In conjunction with currently available literature on the topic, individual student projects will study and develop suggestions for new experiments and evidence-based policy. An example would be designing experiments that could identify neural signatures predictive of recidivism, and developing the policy structures in which these predictions should be used.
Who can take the course:
This course is offered to undergraduate, graduate and medical students, law students, and practicing physicians, scientists and lawyers.
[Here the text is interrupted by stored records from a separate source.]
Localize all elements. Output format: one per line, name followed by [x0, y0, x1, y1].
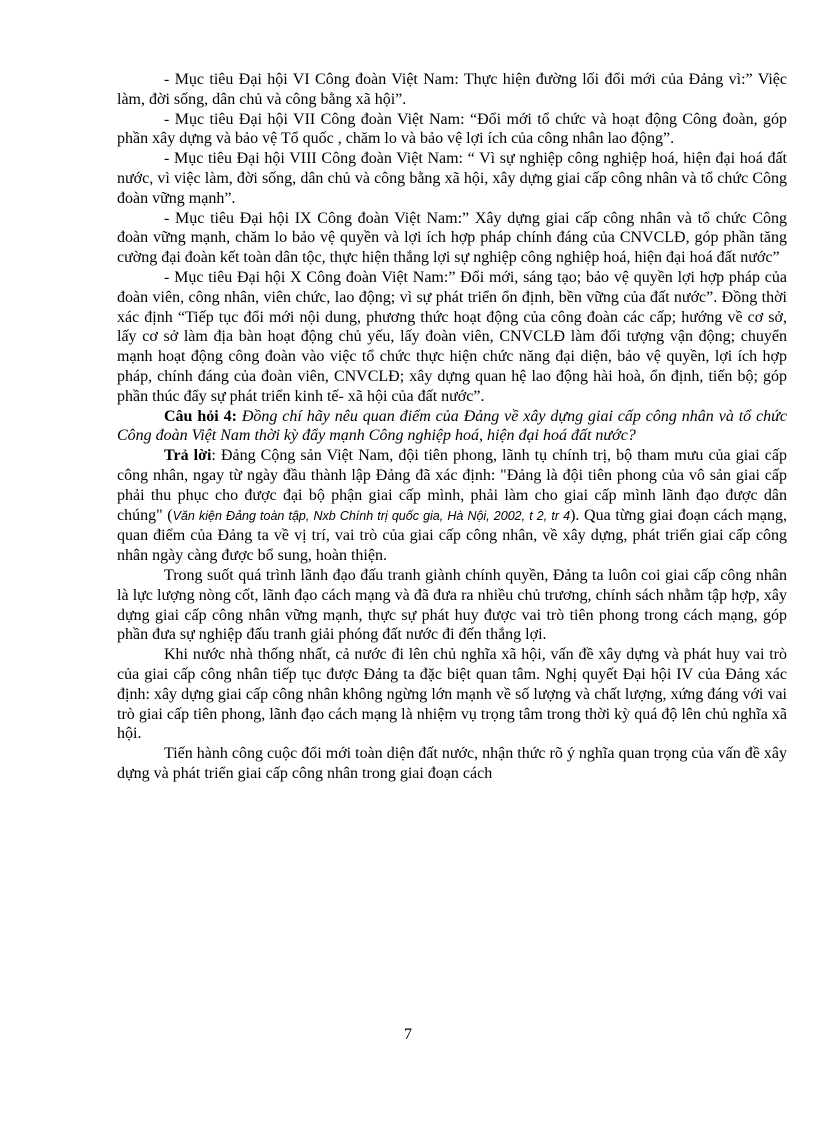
goal-paragraph-7: - Mục tiêu Đại hội VII Công đoàn Việt Nam: “Đổi mới tổ chức và hoạt động Công đoàn, góp phần xây dựng và bảo vệ Tổ quốc , chăm lo và bảo vệ lợi ích của công nhân lao động”. — [117, 110, 787, 148]
question-text: Đồng chí hãy nêu quan điểm của Đảng về xây dựng giai cấp công nhân và tổ chức Công đoàn Việt Nam thời kỳ đẩy mạnh Công nghiệp hoá, hiện đại hoá đất nước? — [117, 407, 788, 445]
goal-paragraph-6: - Mục tiêu Đại hội VI Công đoàn Việt Nam: Thực hiện đường lối đổi mới của Đảng vì:” Việc làm, đời sống, dân chủ và công bằng xã hội”. — [117, 71, 787, 108]
answer-label: Trả lời — [164, 447, 212, 465]
document-page — [117, 70, 787, 784]
body-paragraph-2: Khi nước nhà thống nhất, cả nước đi lên chủ nghĩa xã hội, vấn đề xây dựng và phát huy vai trò của giai cấp công nhân tiếp tục được Đảng ta đặc biệt quan tâm. Nghị quyết Đại hội IV của Đảng xác định: xây dựng giai cấp công nhân không ngừng lớn mạnh về số lượng và chất lượng, xứng đáng với vai trò giai cấp tiên phong, lãnh đạo cách mạng là nhiệm vụ trọng tâm trong thời kỳ quá độ lên chủ nghĩa xã hội. — [117, 646, 787, 743]
goal-paragraph-8: - Mục tiêu Đại hội VIII Công đoàn Việt Nam: “ Vì sự nghiệp công nghiệp hoá, hiện đại hoá đất nước, vì việc làm, đời sống, dân chủ và công bằng xã hội, xây dựng giai cấp công nhân và tổ chức Công đoàn vững mạnh”. — [117, 150, 787, 207]
body-paragraph-3: Tiến hành công cuộc đổi mới toàn diện đất nước, nhận thức rõ ý nghĩa quan trọng của vấn đề xây dựng và phát triển giai cấp công nhân trong giai đoạn cách — [117, 745, 787, 782]
answer-paragraph — [117, 446, 787, 566]
page-number: 7 — [404, 1026, 412, 1043]
answer-text-before-citation: : Đảng Cộng sản Việt Nam, đội tiên phong, lãnh tụ chính trị, bộ tham mưu của giai cấp công nhân, ngay từ ngày đầu thành lập Đảng đã xác định: "Đảng là đội tiên phong của vô sản giai cấp phải thu phục cho được đại bộ phận giai cấp mình, phải làm cho giai cấp mình lãnh đạo được dân chúng" ( — [117, 447, 788, 524]
goal-paragraph-9: - Mục tiêu Đại hội IX Công đoàn Việt Nam:” Xây dựng giai cấp công nhân và tổ chức Công đoàn vững mạnh, chăm lo bảo vệ quyền và lợi ích hợp pháp chính đáng của CNVCLĐ, góp phần tăng cường đại đoàn kết toàn dân tộc, thực hiện thắng lợi sự nghiệp công nghiệp hoá, hiện đại hoá đất nước” — [117, 209, 787, 267]
question-paragraph — [117, 407, 787, 447]
answer-text-after-citation: ). Qua từng giai đoạn cách mạng, quan điểm của Đảng ta về vị trí, vai trò của giai cấp công nhân, về xây dựng, phát triển giai cấp công nhân ngày càng được bổ sung, hoàn thiện. — [117, 506, 788, 565]
goal-paragraph-10: - Mục tiêu Đại hội X Công đoàn Việt Nam:” Đổi mới, sáng tạo; bảo vệ quyền lợi hợp pháp của đoàn viên, công nhân, viên chức, lao động; vì sự phát triển ổn định, bền vững của đất nước”. Đồng thời xác định “Tiếp tục đổi mới nội dung, phương thức hoạt động của công đoàn các cấp; hướng về cơ sở, lấy cơ sở làm địa bàn hoạt động chủ yếu, lấy đoàn viên, CNVCLĐ làm đối tượng vận động; chuyển mạnh hoạt động công đoàn vào việc tổ chức thực hiện chức năng đại diện, bảo vệ quyền, lợi ích hợp pháp, chính đáng của đoàn viên, CNVCLĐ; xây dựng quan hệ lao động hài hoà, ổn định, tiến bộ; góp phần thúc đẩy sự phát triển kinh tế- xã hội của đất nước”. — [117, 268, 787, 405]
body-paragraph-1: Trong suốt quá trình lãnh đạo đấu tranh giành chính quyền, Đảng ta luôn coi giai cấp công nhân là lực lượng nòng cốt, lãnh đạo cách mạng và đã đưa ra nhiều chủ trương, chính sách nhằm tập hợp, xây dựng giai cấp công nhân vững mạnh, thực sự phát huy được vai trò tiên phong trong cách mạng, góp phần đưa sự nghiệp đấu tranh giải phóng đất nước đi đến thắng lợi. — [117, 566, 787, 644]
citation: Văn kiện Đảng toàn tập, Nxb Chính trị quốc gia, Hà Nội, 2002, t 2, tr 4 — [172, 508, 571, 523]
question-label: Câu hỏi 4: — [164, 407, 237, 425]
There is no charge to join this course; we only ask that you send us an email to let us know that you would like to join.
- Introduction to main topics: Responsibility, competency, prediction of criminal behavior, and the neural basis of law and punishment
- Background: Genetics, Behavior and Law
- The frontal cortex and limbic system: the neuroscience of morality, aggression and empathy
- Mental illness and the insanity defense
- Psychopathy and what to do about it
- New technologies and courts of law
- Predicting recidivism: promises and limitations
- How to have meaningful rehabilitation
- Civil Law: from negotiation to fraud
- How jurors make decisions
- Theories of punishment (what is the purpose of our criminal system?)
A complete reading of the assigned literature, weekly blog posts, active class discussion, and the writing of a final project.
Weekly Blog Post
Each week write a blog post regarding something of neurolaw interest to you, based on an article or news story. These should be 1-3 paragraphs, and can be based on topics we've discussed, things you've read, or issues you’re thinking about. These need to be original, linked, researched, and referenced. If you plagiarize, I'll catch you.
This course will be graded based on weekly blog posts (25%), quizzes/exams (20%), class attendance/participation (20%), and a final project (35%). The final paper will entail the proposal of an experimental approach to improve legal science. The experiment can be hypothetical or practical, but must be defended rigorously in its logic.